How to deal with first-term jitters

Dissolve those first-term jitters fast and ensure your child is emotionally ready for school and adapts well to her new routine with these top tips by creative parenting expert, Nikki Bush.

The first bell of the 2018 academic year rang last week, but it’s important for parents to understand that first-term jitters are a real thing for some children – especially those who have entered the classroom for the first time in their lives.

Nikki says the change in a child’s usual environment; in this case a new school – pre-primary, primary and high school, and even moving onto the next grade – mean kids find it daunting and stressful to adapt.

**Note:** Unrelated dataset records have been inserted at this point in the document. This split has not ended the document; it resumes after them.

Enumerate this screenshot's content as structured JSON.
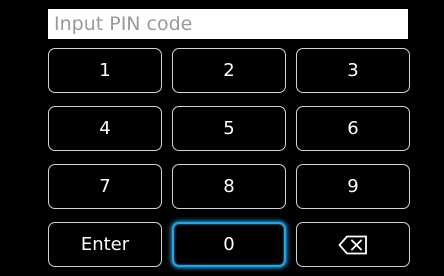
{
  "pin_entry": {
    "placeholder": "Input PIN code",
    "value": ""
  },
  "keypad": {
    "keys": [
      {
        "label": "1"
      },
      {
        "label": "2"
      },
      {
        "label": "3"
      },
      {
        "label": "4"
      },
      {
        "label": "5"
      },
      {
        "label": "6"
      },
      {
        "label": "7"
      },
      {
        "label": "8"
      },
      {
        "label": "9"
      },
      {
        "label": "Enter"
      },
      {
        "label": "0",
        "focused": true
      },
      {
        "icon": "backspace-icon"
      }
    ]
  },
  "colors": {
    "background": "#000000",
    "key_border": "#cfd3d6",
    "focus_ring": "#2aa2df",
    "input_background": "#ffffff",
    "placeholder_text": "#9a9a9a"
  }
}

“Parents the world over agree – when kids are fretful and uneasy, mom and dad are too,” she says.

ALSO SEE: 5 tips to help your child in Grade R or Grade 1 make new friends at school

Follow Nikki’s tips to help your little one cope better:

Play movement games with your little one

Nikki says activities that involve movement are highly beneficial for kids as it raises endorphins and puts them in a better mood. She suggests the following fun, interactive movement games:

  • Rough and tumble
  • Hide and seek

Spend quality time with your child

Quality time with mom and dad eliminates stress and is extremely important to help kids relax. Try these entertaining games the whole family can take part in.

  • Cricket
  • Soccer
  • Hopscotch

“Parent-child interaction has a calming effect on kids and helps to minimise stress. It means bonding as a family, which also acts as a channel of support for children. They feel safe and secure and are reminded that mom and dad are there for them every step of the way,” Nikki says.

ALSO SEE: 5 ways to maximise family time

Play with your child

Since play is a universal language, Nikki says “play your sillies away”. It has a calming effect on kids and helps to minimise stress. A few of the games she recommends.

  • Board games
  • Bikes and scooters
  • Lego

“Mom and dad, haul out all sorts of games and toys and let them play to their hearts content. It does wonders,” she says.

ALSO SEE: 4 ways to help your toddler manage change

Change the drop-off routine if needed

If children are more anxious with one parent than with the other, simply swap drop-off roles and don’t feel guilty about it. Be flexible and adaptable.